Qu'on le dise haut et fort: la colère de Paul Gérin-Lajoie, exprimée cette semaine sous forme de manifeste, est un antidote contre l'apathie qui engourdit nos sociétés.

Son âge est honorable — 87 printemps — et sa feuille de route impressionnante. Il suffit de prononcer «PGL» pour voir l'homme fort de Jean Lesage, celui qui fut le premier titulaire du ministère de l'Éducation, à l'époque des «vraies» réformes lancées par le rapport Parent.

Animé de grandes ambitions en matière de coopération internationale, il a prêté son engagement à l'Agence canadienne de développement international (ACDI), qu'il a présidée. En 1977, il a créé la Fondation Paul Gérin-Lajoie, dont la noble mission consiste à soutenir l'éducation des enfants jusqu'en Afrique francophone et en Haïti. Comme il l'a souhaité, la désormais célèbre dictée P.G.L. est encore un outil de financement et une manière de lier les écoliers d'ici à ceux de là-bas.

La richesse de son curriculum vitae lui garantirait sans l'ombre d'un doute un laissez-passer vers les douceurs de la retraite. Mais le repos de PGL réside ailleurs. Poing levé, voix indignée, prunelles enflammées, l'homme affiche une formidable constance dans l'engagement, devant laquelle on ne peut que s'incliner.
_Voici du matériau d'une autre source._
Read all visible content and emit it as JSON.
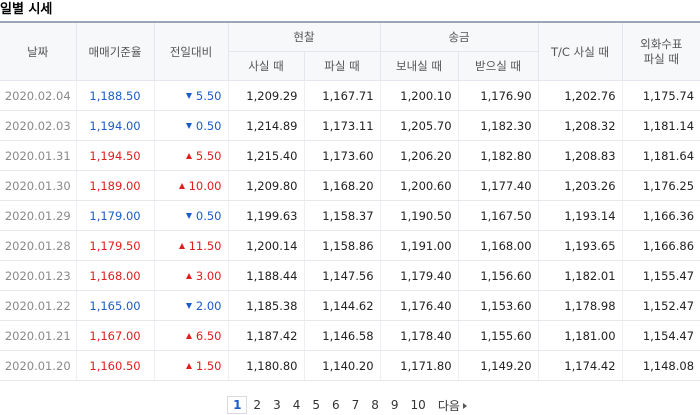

«Je suis en colère, en maudit, face à ce que je vois dans le domaine de la coopération internationale!», s'emportait-il cette semaine devant le Conseil des relations internationales de Montréal. Dressant la liste des droits bafoués des enfants, qui provoque en lui cette «colère du coeur», M. Gérin-Lajoie y présentait l'essence de son manifeste de... 7500 mots.

Ce document, qui appelle à un engagement collectif, provient «d'un homme qui en a tellement dans les tripes, à dire et à redire, qu'il ne veut pas s'arrêter tant que la machine qui lui a été donnée par le Seigneur ne s'arrêtera pas», comme il le confiait lui-même mercredi.

C'est sûrement dans cette vivacité que le ministre de l'Éducation d'alors avait puisé pour imposer un réseau d'écoles publiques à un clergé courroucé. C'est encore cet emportement qui le fait rager aujourd'hui devant l'insoutenable vision d'enfants délaissés. «Abandonner ces enfants à leur sort? Je dis: "Jamais!"» C'est la même impatience qui a embrasé son regard quand il a visité récemment une école secondaire de Montréal dont le toit coulait comme une passoire.

Dans un monde où l'inertie et l'indifférence semblent guider bon nombre de politiques — et de politiciens! —, dans cette société qui ne se permet pas assez de sautes d'humeur, qu'il est bon de saluer ces hommes qui ne décolèrent pas. Chapeau bas, M. Gérin-Lajoie!